While more research is needed to fully understand cold sore causes, we do know some of the factors that trigger them to flare up. Cold sore symptoms can appear at any time, but HSV-1 tends to become more active when your immune system is compromised. When your body's defenses are weakened, it opens you up to variety of illnesses, including cold sores. There are several other variables that may factor into the causes of cold sores, including:

  • Stress
  • Trauma or injury
  • Fatigue
  • Cold, flu or fever
  • Exposure to sunlight
  • Weakened immune system
  • Change in diet
  • Hormonal changes
  • Age (children are much more susceptible to cold sores than adults)

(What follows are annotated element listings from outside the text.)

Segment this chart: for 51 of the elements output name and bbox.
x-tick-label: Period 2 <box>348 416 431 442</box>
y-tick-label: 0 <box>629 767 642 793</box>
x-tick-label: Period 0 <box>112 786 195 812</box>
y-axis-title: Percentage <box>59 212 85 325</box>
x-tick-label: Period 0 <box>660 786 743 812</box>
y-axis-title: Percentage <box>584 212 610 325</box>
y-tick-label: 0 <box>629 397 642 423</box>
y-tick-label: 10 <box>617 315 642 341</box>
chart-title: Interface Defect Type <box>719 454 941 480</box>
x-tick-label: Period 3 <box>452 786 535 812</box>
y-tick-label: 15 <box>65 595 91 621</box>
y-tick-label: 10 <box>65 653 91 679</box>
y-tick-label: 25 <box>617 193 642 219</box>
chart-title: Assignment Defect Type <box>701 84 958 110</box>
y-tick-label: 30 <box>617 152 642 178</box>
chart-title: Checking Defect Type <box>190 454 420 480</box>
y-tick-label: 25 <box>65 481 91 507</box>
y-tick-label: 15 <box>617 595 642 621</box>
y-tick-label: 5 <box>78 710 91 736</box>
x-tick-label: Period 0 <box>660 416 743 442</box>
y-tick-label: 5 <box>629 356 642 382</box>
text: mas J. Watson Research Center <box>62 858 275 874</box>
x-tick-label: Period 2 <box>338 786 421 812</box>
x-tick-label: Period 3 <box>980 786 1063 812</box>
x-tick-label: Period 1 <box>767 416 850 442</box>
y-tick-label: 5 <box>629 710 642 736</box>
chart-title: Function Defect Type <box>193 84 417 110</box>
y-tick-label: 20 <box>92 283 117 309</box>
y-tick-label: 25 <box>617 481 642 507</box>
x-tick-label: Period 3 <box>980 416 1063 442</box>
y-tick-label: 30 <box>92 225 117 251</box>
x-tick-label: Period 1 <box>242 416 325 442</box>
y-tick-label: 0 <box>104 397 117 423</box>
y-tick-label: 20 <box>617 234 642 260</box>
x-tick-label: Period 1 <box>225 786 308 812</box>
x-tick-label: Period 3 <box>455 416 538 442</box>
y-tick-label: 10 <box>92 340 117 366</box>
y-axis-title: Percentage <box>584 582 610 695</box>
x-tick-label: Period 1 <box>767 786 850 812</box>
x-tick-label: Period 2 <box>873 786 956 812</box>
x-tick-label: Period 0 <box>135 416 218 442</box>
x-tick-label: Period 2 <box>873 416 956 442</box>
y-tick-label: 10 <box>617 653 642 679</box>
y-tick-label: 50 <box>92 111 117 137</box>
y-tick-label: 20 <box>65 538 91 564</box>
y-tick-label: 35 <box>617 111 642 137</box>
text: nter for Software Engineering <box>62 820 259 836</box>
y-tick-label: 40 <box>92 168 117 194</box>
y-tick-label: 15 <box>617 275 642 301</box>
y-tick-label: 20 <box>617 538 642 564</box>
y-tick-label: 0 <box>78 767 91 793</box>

Complications From Cold Sores

Are cold sores causes of other problems? Unfortunately, yes -- it is possible to spread the virus from one area of your body to another, putting you at risk for genital herpes and other complications. An infection in the eyes could lead to blindness (herpes simplex is the leading cause of blindness in America). Although rare, it can also cause viral meningitis, an inflammation of the lining of the brain and spinal cord. If you suffer from cold sores, it's extremely important that you wash your hands frequently and avoid touching your eyes or other areas of your body to prevent spreading the virus.

Preventing the Causes of Cold Sores

Now that you know what causes cold sores, you can take the right steps to help prevent them. Practice good oral hygiene and avoid direct contact with anyone who is having an outbreak. Because the herpes simplex virus can live outside the body, don't share utensils, towels, lip balm or anything else that has come in contact with a cold sore.

If you already suffer from fever blisters, avoiding cold sore causes can help minimize flare-ups. Wearing sunscreen on your lips, reducing stress and taking measures to prevent colds and the flu can also help control outbreaks. As children are extremely susceptible to the virus, be sure to protect them from the causes of cold sores as well. And if you suffer from frequent outbreaks, talk to your doctor or dentist. You may be able to control your cold sore outbreaks with prescription medications.